Still, electronics may well be India’s best chance to hit the manufacturing big time globally. Earlier this year, the Ministry of Electronics and Information Technology put out the second volume of a vision document that charts the roadmap for India’s transformation into a “$300 billion electronics manufacturing powerhouse” by 2026, up from $75 billion in 2021.
Playing a crucial role in helping meet this target is a select bunch of Indian manufacturers, two of whom Forbes India has profiled in this issue. One is Optiemus, an electronics manufacturer that’s been ploughing a lonely furrow for the past couple of decades. From a retailer and distributor of mobile phones to now manufacturing wearables and hearables at scale, Optiemus has indeed come a long way. As Managing Director A Gururaj tells Rajiv Singh: “When I talked about electronic manufacturing in India in 2003, people didn’t take me seriously at all. Look at what is happening now.”

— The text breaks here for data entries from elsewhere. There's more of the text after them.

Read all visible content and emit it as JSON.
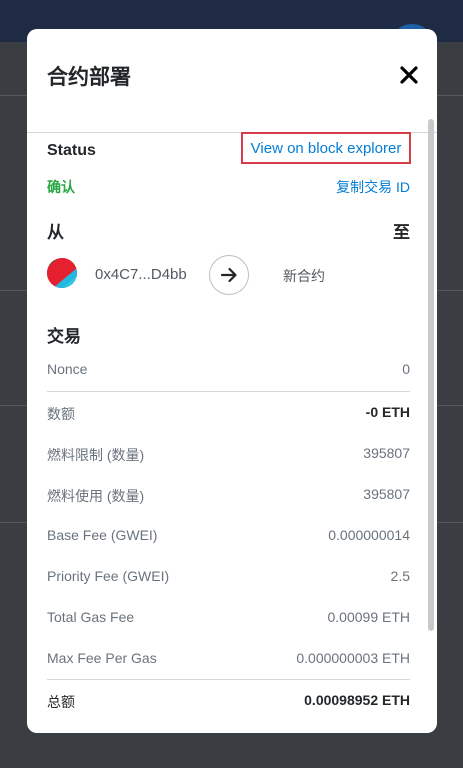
{
  "modal": {
    "title": "合约部署",
    "status_label": "Status",
    "explorer_link": "View on block explorer",
    "status_value": "确认",
    "copy_tx_id": "复制交易 ID",
    "from_label": "从",
    "to_label": "至",
    "from_address": "0x4C7...D4bb",
    "to_value": "新合约",
    "tx_label": "交易",
    "details": [
      {
        "label": "Nonce",
        "value": "0"
      },
      {
        "label": "数额",
        "value": "-0 ETH"
      },
      {
        "label": "燃料限制 (数量)",
        "value": "395807"
      },
      {
        "label": "燃料使用 (数量)",
        "value": "395807"
      },
      {
        "label": "Base Fee (GWEI)",
        "value": "0.000000014"
      },
      {
        "label": "Priority Fee (GWEI)",
        "value": "2.5"
      },
      {
        "label": "Total Gas Fee",
        "value": "0.00099 ETH"
      },
      {
        "label": "Max Fee Per Gas",
        "value": "0.000000003 ETH"
      },
      {
        "label": "总额",
        "value": "0.00098952 ETH"
      }
    ]
  },
  "colors": {
    "link": "#037dd6",
    "success": "#28a745",
    "highlight_border": "#d73a49"
  },
  "icons": {
    "close": "close-icon",
    "arrow": "arrow-right-icon",
    "avatar": "account-identicon"
  }
}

On the Forbes India cover is a man who set up his first manufacturing unit back in 1993. Today, Sunil Vachani’s Dixon Technologies has 17 factories that make everything from mobile phones and domestic appliances to lighting products and security systems for global brands such as Philips, Panasonic and Haier. In the process, Vachani has built an electronics powerhouse that is valued at over ₹20,000 crore and with annual revenues of over ₹10,000 crore in FY22. As Vachani tells Naini Thaker, who penned the cover story after meeting the founder at his Noida factory: “Every time someone thinks of outsourcing for electronics, they should think of Dixon.” For more, turn to ‘The Makings of a Manufacturer’.
Does all this action, coupled with record foreign direct investment inflows, suggest India is on its way to becoming a global manufacturing hub? Perhaps. But then why have some big multinationals given up on India? The answer may have less to do with the domestic market and more with global strategic priorities. Neha Bothra breaks it down in ‘Exit MNCs, Enter FDI’.